The focus of these marches seemed to be a law signed into law by President Donald Trump that penalizes the owners and administrators of websites used to purchase unwilling or underaged prostitutes; a law being challenged by many because of the adverse effects on prostitute’s ability to get business.
In the interest of objectivity, it must be stated that many of these objections have some footing in reality. Cities that had websites that facilitated contact between sex workers and customers saw a dramatic reduction in rape and murder of sex workers, however, these same sites were being used to traffic underage people and sex slaves and thus the argument for keeping them functional is a hard sell.
The glorification and vindication of prostitution is front and centre in many political circles, claiming people have the right to do with their body whatever they wish. The argument can be made that this is true and that a willing exchange between two adults should not be regulated purely on moral grounds, however, the story is not so simple.
We know that most sex-workers are constantly exposed to dangerous situations, violence, and rape, not to mention that many of them are motivated to do this because of substance abuse or mental illness that impedes their ability to do any other type of work. Many prostitution protection advocates would push the narrative of the high-end empowered prostitute; however, this is using the exception to justify the general.
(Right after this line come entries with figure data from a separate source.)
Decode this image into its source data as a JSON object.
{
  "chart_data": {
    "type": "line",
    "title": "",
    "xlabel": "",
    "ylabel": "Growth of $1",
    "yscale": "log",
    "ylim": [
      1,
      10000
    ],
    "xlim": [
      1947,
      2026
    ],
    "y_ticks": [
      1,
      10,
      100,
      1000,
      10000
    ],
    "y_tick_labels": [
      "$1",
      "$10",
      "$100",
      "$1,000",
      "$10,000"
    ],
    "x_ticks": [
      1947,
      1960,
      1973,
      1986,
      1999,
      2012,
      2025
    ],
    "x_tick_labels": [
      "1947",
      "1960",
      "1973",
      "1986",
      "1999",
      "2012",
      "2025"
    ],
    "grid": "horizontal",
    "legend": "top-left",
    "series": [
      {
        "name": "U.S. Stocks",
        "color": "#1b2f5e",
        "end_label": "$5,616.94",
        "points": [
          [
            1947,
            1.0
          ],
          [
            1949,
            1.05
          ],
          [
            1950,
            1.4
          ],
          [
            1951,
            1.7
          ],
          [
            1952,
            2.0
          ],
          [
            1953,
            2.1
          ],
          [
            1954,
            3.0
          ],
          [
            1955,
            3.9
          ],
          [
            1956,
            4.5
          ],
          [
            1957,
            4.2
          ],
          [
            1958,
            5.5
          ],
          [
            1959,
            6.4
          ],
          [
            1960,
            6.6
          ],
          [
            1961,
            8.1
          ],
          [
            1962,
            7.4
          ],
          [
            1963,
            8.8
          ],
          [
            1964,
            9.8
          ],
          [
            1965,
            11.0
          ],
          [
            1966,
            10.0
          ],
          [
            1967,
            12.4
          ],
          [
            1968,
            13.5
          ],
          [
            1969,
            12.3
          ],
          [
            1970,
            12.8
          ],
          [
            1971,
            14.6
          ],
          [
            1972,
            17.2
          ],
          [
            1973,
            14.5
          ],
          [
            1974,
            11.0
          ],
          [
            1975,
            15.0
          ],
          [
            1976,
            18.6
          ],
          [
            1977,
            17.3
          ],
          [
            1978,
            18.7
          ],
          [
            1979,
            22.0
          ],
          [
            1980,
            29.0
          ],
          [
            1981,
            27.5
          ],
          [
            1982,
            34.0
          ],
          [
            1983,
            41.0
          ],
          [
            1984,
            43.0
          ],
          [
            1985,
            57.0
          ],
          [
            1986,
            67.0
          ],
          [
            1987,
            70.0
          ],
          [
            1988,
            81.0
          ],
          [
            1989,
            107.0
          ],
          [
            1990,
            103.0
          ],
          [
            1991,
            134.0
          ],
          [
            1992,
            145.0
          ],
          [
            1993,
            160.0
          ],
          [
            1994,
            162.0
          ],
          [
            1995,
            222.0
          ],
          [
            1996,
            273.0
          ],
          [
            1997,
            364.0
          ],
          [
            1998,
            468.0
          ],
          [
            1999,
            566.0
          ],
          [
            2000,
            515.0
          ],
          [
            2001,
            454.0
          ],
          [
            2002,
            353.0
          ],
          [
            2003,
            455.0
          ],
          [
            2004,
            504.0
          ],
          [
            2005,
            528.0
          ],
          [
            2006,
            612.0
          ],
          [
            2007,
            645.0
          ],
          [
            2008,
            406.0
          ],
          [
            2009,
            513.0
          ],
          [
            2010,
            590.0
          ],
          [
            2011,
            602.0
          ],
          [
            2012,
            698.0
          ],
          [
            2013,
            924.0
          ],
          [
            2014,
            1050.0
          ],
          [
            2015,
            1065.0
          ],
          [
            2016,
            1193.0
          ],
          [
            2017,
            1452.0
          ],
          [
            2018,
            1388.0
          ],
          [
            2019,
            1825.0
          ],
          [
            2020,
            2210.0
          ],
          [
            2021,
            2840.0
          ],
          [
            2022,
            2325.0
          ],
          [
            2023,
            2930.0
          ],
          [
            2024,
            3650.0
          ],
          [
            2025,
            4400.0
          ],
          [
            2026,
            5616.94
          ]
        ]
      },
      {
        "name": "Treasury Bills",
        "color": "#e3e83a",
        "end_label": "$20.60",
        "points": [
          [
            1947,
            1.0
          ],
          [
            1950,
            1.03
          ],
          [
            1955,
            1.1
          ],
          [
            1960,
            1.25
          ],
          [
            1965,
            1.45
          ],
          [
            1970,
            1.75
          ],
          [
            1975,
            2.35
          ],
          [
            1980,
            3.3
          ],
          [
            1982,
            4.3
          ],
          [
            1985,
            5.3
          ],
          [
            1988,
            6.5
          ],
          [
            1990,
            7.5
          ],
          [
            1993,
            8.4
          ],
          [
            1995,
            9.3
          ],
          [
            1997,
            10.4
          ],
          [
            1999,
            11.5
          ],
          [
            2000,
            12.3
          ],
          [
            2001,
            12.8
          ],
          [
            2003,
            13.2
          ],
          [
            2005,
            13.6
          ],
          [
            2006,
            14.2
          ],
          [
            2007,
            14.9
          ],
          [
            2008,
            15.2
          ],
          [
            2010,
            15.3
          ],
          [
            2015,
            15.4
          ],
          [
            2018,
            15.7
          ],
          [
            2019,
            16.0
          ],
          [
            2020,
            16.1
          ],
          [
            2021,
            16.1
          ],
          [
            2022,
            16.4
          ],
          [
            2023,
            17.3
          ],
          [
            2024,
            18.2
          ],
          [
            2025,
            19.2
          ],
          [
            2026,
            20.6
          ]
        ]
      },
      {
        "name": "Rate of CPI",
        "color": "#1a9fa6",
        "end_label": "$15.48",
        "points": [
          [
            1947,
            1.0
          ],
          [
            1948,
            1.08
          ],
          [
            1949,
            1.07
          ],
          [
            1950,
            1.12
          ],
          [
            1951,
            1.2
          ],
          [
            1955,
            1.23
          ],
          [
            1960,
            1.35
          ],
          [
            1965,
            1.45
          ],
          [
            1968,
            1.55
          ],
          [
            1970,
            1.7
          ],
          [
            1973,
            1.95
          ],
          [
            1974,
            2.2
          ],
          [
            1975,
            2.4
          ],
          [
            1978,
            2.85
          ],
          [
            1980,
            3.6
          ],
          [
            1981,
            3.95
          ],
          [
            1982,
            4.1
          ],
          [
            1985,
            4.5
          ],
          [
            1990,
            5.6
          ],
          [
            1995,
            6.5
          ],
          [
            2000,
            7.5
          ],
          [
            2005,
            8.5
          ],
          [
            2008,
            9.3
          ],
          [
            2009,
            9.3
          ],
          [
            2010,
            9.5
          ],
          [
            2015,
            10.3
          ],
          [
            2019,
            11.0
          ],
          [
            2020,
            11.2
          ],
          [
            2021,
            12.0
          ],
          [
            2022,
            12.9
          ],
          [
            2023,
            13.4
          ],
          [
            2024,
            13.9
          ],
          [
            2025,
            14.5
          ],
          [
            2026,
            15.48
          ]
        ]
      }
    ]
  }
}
Women who sell sex at with large monetary returns and are not exposed to dangerous situations and violence are overall pretty rare, and though it may seem like the so-called “whores’ march” is a group of women advocating in the interests of sex workers, it’s probably far more harmful to perpetuate the message that sex work is unlike other work and should be treated as such, as it may reduce motivation to help people who are in the industry and in need of help.